The Hate U Give—Printz Honor Book
Traumatized after witnessing the violent death of a friend, Starr searches for her voice as she moves between her black neighborhood and predominately white private school. This emotional novel, inspired by volatile race relations in America today, explores the importance of family, friendship, identity, and the courage to seek justice.

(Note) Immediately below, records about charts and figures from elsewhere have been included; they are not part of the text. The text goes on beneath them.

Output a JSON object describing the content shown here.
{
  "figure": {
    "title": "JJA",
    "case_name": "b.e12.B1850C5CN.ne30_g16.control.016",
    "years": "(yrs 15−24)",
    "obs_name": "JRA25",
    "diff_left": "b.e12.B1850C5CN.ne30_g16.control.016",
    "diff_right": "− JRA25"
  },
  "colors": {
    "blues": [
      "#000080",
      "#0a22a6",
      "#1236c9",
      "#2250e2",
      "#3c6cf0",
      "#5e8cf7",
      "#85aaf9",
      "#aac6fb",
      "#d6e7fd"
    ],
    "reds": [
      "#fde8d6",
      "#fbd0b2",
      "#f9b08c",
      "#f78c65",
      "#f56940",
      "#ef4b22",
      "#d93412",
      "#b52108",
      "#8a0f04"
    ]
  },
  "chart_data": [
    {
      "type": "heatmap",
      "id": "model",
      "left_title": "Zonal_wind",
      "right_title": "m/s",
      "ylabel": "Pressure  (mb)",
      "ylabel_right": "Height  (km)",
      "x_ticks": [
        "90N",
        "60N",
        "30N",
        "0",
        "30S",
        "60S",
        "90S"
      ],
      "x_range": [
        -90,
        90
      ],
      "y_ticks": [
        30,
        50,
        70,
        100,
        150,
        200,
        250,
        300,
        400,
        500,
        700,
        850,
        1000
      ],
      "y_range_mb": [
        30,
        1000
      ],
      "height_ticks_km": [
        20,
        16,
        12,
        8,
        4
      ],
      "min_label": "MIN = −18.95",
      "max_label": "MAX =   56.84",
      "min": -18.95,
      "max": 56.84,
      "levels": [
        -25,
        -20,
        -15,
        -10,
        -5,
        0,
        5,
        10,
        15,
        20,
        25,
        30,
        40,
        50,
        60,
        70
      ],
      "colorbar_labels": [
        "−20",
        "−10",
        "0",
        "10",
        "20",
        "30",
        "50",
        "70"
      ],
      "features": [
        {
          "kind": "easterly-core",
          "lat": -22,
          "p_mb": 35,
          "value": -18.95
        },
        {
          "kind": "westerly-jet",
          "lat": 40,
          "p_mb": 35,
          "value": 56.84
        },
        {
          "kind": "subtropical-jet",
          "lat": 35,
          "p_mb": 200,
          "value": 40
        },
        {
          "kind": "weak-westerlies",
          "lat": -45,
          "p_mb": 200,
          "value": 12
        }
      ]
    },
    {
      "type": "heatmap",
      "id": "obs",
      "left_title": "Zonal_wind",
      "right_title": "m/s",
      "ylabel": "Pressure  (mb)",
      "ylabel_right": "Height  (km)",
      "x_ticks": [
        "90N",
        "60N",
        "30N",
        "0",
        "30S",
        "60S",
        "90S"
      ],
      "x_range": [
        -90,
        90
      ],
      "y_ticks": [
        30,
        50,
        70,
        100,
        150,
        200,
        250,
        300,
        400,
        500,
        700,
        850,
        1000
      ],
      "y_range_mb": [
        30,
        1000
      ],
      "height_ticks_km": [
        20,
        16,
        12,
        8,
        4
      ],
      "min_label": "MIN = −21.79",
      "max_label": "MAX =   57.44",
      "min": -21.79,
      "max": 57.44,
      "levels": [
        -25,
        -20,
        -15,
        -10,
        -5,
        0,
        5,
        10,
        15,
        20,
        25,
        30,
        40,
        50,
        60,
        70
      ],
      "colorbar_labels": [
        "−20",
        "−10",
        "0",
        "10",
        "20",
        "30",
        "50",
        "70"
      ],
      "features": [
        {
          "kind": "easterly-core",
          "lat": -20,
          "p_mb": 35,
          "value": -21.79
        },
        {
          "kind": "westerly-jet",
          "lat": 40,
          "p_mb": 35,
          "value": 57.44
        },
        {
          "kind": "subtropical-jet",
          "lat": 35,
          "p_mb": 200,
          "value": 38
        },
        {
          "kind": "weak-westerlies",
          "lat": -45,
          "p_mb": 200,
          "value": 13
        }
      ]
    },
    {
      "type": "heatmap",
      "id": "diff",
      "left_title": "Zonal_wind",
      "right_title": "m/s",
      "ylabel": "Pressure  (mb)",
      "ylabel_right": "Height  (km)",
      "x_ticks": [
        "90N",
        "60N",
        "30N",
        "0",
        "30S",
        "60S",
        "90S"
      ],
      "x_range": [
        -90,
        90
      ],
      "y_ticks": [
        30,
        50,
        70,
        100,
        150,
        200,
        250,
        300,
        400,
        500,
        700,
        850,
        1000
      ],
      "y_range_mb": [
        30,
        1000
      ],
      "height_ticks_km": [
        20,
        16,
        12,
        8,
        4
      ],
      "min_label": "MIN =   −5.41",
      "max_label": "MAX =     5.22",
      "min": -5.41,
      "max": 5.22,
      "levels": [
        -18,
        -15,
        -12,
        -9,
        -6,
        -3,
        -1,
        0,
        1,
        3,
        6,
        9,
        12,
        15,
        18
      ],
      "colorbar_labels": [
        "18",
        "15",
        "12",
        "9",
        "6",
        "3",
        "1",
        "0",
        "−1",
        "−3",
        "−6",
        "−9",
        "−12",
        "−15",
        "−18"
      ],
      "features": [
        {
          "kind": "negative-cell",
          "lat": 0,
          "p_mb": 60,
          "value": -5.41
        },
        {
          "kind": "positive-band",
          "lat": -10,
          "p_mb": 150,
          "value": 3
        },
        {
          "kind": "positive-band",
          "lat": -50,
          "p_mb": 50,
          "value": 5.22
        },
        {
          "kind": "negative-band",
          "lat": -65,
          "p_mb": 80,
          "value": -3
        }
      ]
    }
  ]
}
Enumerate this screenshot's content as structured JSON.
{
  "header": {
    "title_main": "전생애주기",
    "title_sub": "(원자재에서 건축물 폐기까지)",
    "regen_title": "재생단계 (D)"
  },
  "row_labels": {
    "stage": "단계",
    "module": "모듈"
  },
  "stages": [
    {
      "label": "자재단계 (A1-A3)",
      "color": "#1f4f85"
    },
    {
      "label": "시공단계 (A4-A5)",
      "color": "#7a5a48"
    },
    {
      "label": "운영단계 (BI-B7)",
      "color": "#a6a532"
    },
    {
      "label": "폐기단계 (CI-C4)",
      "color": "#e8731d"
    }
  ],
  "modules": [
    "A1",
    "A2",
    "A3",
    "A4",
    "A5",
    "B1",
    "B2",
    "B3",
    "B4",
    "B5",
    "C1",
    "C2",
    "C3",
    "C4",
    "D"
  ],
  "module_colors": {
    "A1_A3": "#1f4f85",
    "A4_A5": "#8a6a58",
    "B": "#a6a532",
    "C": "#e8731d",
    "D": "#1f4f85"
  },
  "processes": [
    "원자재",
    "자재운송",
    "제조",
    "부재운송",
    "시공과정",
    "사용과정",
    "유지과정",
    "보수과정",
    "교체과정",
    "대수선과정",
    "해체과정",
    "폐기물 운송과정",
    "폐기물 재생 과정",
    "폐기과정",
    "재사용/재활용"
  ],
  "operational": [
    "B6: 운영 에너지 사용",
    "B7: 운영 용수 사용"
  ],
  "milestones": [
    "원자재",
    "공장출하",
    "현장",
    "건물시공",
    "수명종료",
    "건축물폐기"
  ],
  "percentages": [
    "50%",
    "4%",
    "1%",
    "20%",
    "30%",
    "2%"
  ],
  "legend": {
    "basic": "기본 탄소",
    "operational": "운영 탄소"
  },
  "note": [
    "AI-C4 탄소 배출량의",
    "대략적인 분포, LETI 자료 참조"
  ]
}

Angie Thomas’s speech almost ended as soon as it began when the note on her phone with talking points disappeared. Shoutout to Booklist’s Maggie Reagan for solving that problem. (“I owe you my firstborn,” Angie joked.) Angie talked about how powerless being a writer can feel. As a writer, she can delete troubling or sad incidents from her stories but she can’t do the same for the real world. She could have revived Khalil with words but her words could never revive Antwon Rose. But then she talked about why she still writes. Angie writes for the young people who stand up for the evils in the world, even though they shouldn’t have to. Children’s lit shows us that “anyone can be a hero,” she said. “Even you.”
Long Way Down—Printz Honor Book
William Holloman is on the most haunting elevator ride of his life. He’s been urged to break “the rules”he’s grown up with. (No crying. No snitching. Get revenge.) Reynolds’ first novel in verse is a provocative, compelling, and essential love letter to young people in detention centers.
Jason Reynolds began by apologizing to the 2018 Printz committee re: the call. “I’m not a very excitable person,” he said, recalling his nonchalant reaction which betrayed his internal excitement. He then went on to deliver a powerful speech recalling a dark night in 2003. In the early hours of the morning he received a call that a close friend had been murdered. He recalled the gutted feeling in his stomach and the emptiness in his friend’s mother’s eyes. At 19 he carried his friend’s casket and, for the first time, realized he or anyone he knew had the capacity to kill. These feelings pushed him to write Long Way Down, which was largely a passion project for him.
We Are Okay—2018 Printz Winner
California native Marin, devastated by grief and questioning her reality, plans to spend her winter break in an empty dorm in upstate New York. But now her best friend, Mabel, is on her way to visit, and Marin must confront the loneliness that is threatening to take over her heart.
After a night of powerful, emotional speeches, Nina LaCour’s deeply personal recollection of what inspired her to write We Are Okay left me and much of the rest of the audience in tears. Even Nina herself apologized in advance for the emotions she was sure she was about to have while speaking. She began her speech by pointing out that her book is the first time an #ownvoices story about queer girls had won the Printz. She recalled a several-year period in her life when her beloved grandfather passed away and when her daughter was born. Her daughter was born on the one year anniversary of her grandfather’s passing and, leading up to that, Nina was in the hospital for preeclampsia so intense she could barely see. During that time, she had visions of her grandfather pushing her in a swing as a child. Once her daughter was born, she was struck by the juxtaposition of her lingering feelings of grief over the loss of a parental figure and her own responsibility towards caring for her daughter. It was Nina’s wife who suggested she write a book about a girl who had been raised by her grandfather, which Nina speculated was because her wife knew she still had some grieving to do. This was the book that would become the 2018 Printz Award winner, We Are Okay.